Key-words: school management; training; perception; production of meaning

Introdução

No cenário dos debates educativos vivenciados nas últimas duas décadas no Brasil, o papel do gestor escolar recebeu características de protagonismo nos processos de ensino e de aprendizagem. De acordo com Vasconcelos (2016), isto é explicado por duas vias: pela importância atribuída à gestão escolar como elemento estruturante dos sistemas de ensino, tanto na Constituição Federal de 1988, quanto na LDB de 1996, bem como pelas crescentes discussões sobre a qualidade da educação no país.

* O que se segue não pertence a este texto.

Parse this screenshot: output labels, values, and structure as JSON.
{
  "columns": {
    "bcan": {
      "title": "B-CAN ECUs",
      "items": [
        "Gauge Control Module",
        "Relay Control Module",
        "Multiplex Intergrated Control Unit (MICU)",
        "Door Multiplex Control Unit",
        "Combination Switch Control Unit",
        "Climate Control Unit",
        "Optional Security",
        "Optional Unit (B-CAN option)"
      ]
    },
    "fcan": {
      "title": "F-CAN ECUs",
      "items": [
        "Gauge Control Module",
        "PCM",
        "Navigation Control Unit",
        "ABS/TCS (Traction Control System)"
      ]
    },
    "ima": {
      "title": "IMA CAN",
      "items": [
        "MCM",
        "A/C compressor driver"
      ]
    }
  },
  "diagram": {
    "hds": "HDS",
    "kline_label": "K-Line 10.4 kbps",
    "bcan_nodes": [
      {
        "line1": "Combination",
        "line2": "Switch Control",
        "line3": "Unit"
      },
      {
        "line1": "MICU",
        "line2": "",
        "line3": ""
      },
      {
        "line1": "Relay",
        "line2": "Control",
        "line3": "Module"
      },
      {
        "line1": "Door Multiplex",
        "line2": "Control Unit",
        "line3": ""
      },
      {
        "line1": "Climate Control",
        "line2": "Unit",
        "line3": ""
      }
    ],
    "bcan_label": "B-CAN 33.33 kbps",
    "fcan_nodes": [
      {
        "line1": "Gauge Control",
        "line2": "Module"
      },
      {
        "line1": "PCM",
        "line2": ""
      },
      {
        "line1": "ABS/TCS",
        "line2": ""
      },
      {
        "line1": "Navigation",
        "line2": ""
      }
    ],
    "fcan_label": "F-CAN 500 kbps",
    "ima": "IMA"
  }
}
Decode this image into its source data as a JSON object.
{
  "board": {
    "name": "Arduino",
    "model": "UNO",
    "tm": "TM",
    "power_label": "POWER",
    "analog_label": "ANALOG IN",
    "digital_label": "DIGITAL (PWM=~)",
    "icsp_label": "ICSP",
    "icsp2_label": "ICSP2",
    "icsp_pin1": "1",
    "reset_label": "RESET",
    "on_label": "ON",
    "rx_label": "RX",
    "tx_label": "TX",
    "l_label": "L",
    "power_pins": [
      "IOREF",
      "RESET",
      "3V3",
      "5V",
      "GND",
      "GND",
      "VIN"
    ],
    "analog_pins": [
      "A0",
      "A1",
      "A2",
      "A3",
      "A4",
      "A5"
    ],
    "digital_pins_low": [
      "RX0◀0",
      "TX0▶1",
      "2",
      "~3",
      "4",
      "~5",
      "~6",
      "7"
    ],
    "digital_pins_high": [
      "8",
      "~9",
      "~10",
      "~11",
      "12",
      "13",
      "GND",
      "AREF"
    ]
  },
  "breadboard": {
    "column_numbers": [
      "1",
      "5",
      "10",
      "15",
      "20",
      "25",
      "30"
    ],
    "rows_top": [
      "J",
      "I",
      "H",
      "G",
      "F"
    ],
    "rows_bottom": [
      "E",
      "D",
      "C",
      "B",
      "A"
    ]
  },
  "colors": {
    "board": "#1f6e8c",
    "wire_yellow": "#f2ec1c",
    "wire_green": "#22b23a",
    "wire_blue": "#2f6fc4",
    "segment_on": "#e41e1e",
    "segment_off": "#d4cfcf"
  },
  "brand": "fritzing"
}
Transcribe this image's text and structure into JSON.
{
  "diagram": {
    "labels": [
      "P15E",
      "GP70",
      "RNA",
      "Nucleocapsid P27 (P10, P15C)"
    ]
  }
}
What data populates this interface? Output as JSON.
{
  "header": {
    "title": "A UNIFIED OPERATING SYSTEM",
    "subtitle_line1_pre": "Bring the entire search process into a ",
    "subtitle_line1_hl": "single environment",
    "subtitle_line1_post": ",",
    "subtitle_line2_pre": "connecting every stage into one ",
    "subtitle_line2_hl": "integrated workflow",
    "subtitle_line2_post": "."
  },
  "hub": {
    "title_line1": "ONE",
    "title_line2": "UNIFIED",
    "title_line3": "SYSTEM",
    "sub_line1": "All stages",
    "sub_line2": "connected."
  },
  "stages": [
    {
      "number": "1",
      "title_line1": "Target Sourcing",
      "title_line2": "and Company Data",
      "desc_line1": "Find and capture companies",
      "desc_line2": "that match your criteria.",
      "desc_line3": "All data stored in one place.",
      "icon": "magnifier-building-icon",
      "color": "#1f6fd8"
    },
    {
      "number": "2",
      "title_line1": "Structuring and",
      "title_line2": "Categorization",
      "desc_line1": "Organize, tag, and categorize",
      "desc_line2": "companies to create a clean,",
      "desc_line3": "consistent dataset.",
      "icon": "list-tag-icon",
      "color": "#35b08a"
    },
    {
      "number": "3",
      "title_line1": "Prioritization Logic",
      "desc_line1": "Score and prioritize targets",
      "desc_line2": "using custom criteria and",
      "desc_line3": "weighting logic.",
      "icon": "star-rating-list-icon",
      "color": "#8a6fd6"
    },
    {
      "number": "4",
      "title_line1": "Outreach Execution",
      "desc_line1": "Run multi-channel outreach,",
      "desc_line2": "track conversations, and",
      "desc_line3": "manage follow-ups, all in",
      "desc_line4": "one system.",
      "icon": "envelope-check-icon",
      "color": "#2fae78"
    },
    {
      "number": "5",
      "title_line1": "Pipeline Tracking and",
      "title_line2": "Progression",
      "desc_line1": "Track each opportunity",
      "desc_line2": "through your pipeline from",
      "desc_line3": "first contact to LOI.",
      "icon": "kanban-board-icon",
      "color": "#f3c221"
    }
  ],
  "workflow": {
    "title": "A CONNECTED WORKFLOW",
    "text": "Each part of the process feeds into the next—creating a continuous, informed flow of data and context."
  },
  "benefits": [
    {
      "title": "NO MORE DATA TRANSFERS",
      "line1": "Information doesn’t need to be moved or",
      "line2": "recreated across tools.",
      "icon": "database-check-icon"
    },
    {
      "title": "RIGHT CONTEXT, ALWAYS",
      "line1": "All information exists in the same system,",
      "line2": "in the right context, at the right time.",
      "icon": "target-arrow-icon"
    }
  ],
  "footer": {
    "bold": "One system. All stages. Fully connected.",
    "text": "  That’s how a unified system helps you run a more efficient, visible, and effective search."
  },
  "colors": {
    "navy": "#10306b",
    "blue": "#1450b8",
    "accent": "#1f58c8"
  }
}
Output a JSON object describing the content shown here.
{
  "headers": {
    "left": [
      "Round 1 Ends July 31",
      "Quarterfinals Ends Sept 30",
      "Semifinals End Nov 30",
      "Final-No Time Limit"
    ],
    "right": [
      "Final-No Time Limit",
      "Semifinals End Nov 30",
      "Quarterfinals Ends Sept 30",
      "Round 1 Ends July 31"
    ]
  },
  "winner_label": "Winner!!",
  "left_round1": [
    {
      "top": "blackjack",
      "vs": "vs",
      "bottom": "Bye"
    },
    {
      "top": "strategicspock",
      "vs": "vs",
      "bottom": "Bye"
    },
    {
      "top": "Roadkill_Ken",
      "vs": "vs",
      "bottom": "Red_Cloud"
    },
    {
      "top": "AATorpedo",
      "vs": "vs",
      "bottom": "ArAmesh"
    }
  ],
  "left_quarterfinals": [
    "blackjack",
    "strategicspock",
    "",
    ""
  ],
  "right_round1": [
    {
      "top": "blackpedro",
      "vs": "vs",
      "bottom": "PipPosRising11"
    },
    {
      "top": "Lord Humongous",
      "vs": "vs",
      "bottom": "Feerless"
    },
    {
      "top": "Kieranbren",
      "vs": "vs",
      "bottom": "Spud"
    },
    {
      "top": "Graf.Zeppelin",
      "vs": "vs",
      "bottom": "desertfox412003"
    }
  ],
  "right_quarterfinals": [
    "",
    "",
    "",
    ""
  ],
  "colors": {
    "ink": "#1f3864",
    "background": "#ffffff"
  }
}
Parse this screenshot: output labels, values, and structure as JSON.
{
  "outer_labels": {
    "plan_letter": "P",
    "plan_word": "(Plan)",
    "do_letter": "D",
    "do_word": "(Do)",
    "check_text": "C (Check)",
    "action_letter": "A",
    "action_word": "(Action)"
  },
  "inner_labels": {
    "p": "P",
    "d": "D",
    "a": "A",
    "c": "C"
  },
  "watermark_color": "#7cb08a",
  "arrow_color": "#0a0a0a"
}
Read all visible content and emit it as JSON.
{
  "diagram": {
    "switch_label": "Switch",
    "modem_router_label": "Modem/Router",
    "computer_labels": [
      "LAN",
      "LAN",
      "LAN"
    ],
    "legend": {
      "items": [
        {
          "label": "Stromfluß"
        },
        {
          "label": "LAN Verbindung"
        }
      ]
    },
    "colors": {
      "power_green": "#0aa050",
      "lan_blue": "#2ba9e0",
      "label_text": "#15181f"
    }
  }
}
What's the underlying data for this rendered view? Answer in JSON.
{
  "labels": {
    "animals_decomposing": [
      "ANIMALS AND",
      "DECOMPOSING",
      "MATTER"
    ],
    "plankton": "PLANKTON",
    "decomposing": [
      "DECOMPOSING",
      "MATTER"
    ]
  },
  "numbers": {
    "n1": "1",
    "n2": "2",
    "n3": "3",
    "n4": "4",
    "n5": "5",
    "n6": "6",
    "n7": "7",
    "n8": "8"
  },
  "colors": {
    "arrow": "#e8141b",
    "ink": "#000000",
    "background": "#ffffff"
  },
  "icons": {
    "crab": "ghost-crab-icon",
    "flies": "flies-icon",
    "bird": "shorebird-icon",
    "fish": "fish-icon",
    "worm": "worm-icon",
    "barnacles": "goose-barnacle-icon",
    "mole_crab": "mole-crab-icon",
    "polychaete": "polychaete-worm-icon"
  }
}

Neste sentido, o papel do gestor escolar assumiu nuances de articulador político e de promotor de princípios e direitos entre aqueles que compõem a comunidade escolar. Eleito pela comunidade escolar ou indicado por setores governamentais, o gestor escolar se depara com um arcabouço normativo que o situa ante ao desafio de promover a gestão democrática e participativa, assegurando à comunidade o direito de voz e decisão sobre a concepção, a operacionalização, o monitoramento e a avaliação das ações empreendidas nas unidades escolares.

As demandas atribuídas ao gestor escolar, requerem características pessoais e formativas para o exercício do cargo. Considerando que esse profissional deve atuar como líder, mentor, coordenador e orientador principal da vida da escola, não devendo sua responsabilidade ser diluída entre todos os colaboradores da gestão escolar, embora deva ser com eles compartilhada (Lück, 2009).

A base teórica e o conhecimento da legislação são componentes importantes para a formação do gestor escolar. Estes componentes constituem-se como elementos de objetividade deste processo, assim como, o exercício do cargo e as derivações advindas de dimensões psíquicas e sociais. A percepção e a produção de sentido, por exemplo, constituem-se como aspecto subjetivo da formação (Novaes; Carneiro, 2012).

Considerando as produções acadêmicas sobre formação de gestores - Vieira e Vidal (2014); Franco (2014); Ogawa e Filipak (2013); Rodrigues, Rocha e Stoffel (2011) - identificamos um adensamento pelos elementos objetivos em detrimento dos aspectos subjetivos. Isso significa que ainda é incipiente, na literatura, as discussões sobre a complexa relação entre a dimensão da objetividade, expressa nas políticas e diretrizes e a dimensão da subjetividade.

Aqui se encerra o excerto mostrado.